END -

1.6K 238 175
                                    

BERANTAKAN. Menjadi satu kata yang mampu untuk mewakili keadaannya. Semuanya hancur, semuanya hilang, dan semuanya pergi. Meninggalkan luka yang masih terlalu menganga. Terbuka lebar tanpa tahu harus ditutup dengan apa. Untuk pertama kalinya, luka itu terus terasa perih bahkan di setiap detik. Tak memberikan kesempatan untuk bernapas barang sebentar saja. Sesak. Tercekik oleh keadaan.

Dan Rosé terlalu sering mengalami hal itu. Hal yang ia pikir terbaik, namun berakhir sebaliknya. Ia terlalu naif, berpikir jika semua akan baik-baik saja ketika ia melakukannya sendiri, tersakiti sendiri.

Mungkin hal itu terbiasa Rosé lakukan sejak kecil. Tapi ia lupa jika di dalam rumah tangga yang berhasil ia bangun, terdapat dua kepala di dalamnya. Mereka mungkin bisa menyatukan hati mereka, namun tidak dengan pikiran mereka.

Siapa yang tidak marah jika tidak dilibatkan ketika dirinya perlu ikut andil?

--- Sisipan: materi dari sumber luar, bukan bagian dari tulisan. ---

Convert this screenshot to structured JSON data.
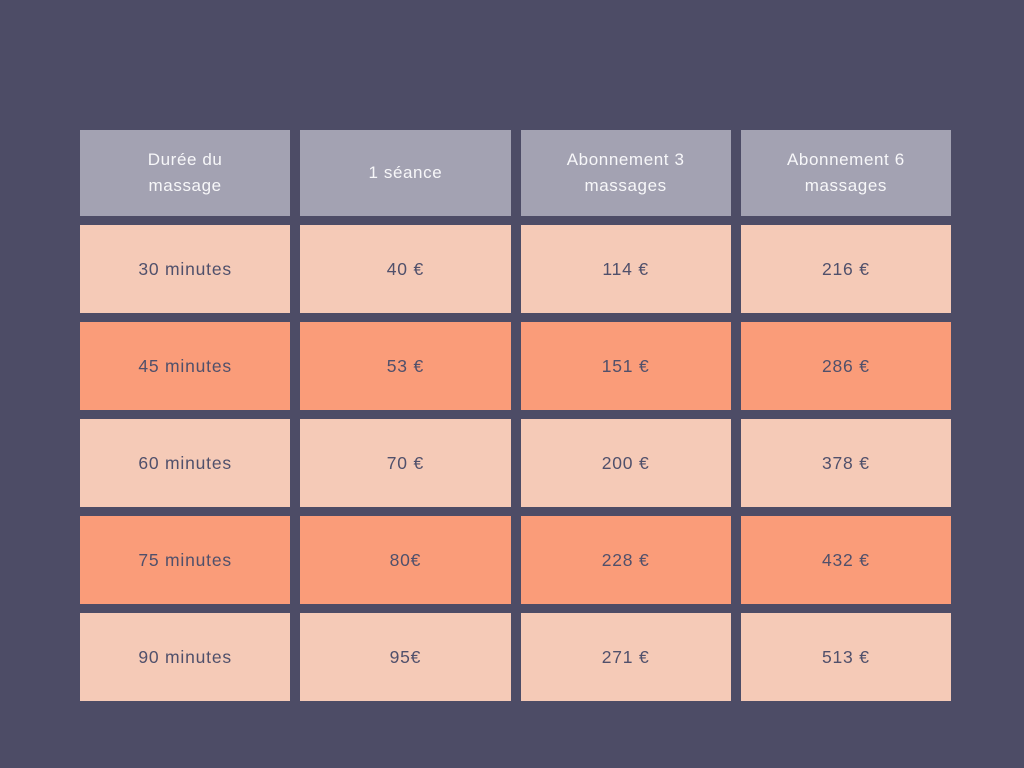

Wajar bukan jika Jennie merasa sangat tidak dihargai? Dibohongi tidak ada yang enak. Lagipula, wanita bermata kucing itu juga merasa tidak berguna karena tidak berhasil membuat Rosé mau untuk berbagi dengannya. Selalu saja ada yang ditutupi darinya.

Bertemu kembali dengan malam yang sendu. Dimana Rosé hanya akan menghabiskan waktunya untuk berpikir dan berpikir. Merenungi kesalahannya, menikmati rasa penyesalan, dan memikirkan jalan untuk memperbaiki hubungannya dengan Jennie. Namun, malam ini terasa berbeda dari sebelumnya. Beban pikiran tupai itu semakin bertambah disertai dengan rasa takut yang mulai menguasai dirinya.

Kwon Ji Yong.

Kehadiran pria itu berhasil membuatnya merasa terancam. Berpikir negatif dan membuka kembali luka lama ketika bayangan-bayangan di masa lalu lagi-lagi datang. Sialnya, haruskah pria itu menjadi Kim Jongin kedua? Tidak cukup kah satu kali saja? Perlukah Rosé kembali bersaing dengan orang ketiga? Tidakkah itu sangat melelahkan?

Bukannya tidak mau.

Sekali lagi, bukannya tidak mau kembali bersaing.

Rosé menangkup wajahnya dan memejamkan mata sejenak. Ah, kedua mata itu sudah terlihat begitu kelelahan dengan kantungnya yang mulai menghitam. Sebetulnya, kapan terakhir kali Rosé dapat tidur?

Sebentar kemudian, tangan itu semakin naik hingga menelusup ke sela-sela rambutnya. Mencengkeram rambutnya sendiri, melampiaskan emosinya di sana. Rasa-rasanya, kepalanya seperti ingin pecah.

Namun, di saat seperti tidak adakah yang bersedia datang dan memeluknya? Atau.. sekedar mendengarkannya?

Tidak ada.

Tidak ada siapa pun. Teman, pekerjaan, dan keluarga yang ia impikan selama ini diambil lagi. Apa yang salah dengan hidupnya? Apa yang salah dengan kisah percintaannya?

Hatinya terluka, penyesalan sudah menjadi temannya, dan ketakutan terus menghantuinya. Tapi dibandingkan itu semua, hal menyedihkan yang pernah ia rasakan adalah ketika ia sadar jika dirinya hanya sendirian.

Rosé menghela napasnya panjang. Sedetik kemudian, ia mendorong tubuhnya sendiri ke belakang hingga terlentang di atas ranjang. Sebagai gantinya, ia menatap langit-langit kamarnya saat ini. Kepalanya mendadak sakit dan pandangannya berputar. Untuk sejenak, Rosé mulai memejamkan matanya. Biarkan dia untuk istirahat sejenak di tengah-tengah kondisinya yang tidak baik, entah fisik ataupun hatinya.

Tiba-tiba saja dalam satu detik, suara notifikasi yang berasal dari ponselnya terdengar. Rosé yang rasanya baru memejamkan mata kini sudah kembali membukanya. Terdiam sebentar sebelum ia meraih ponselnya yang terletak tidak jauh dari jangkauannya.

Baru saja membuka isi pesannya, Rosé langsung merubah posisinya menjadi kembali duduk. Meringis sebentar ketika kepalanya semakin terasa sakit akibat gerakan tiba-tibanya tadi. Setelah itu, ia kembali menatap isi pesan tersebut.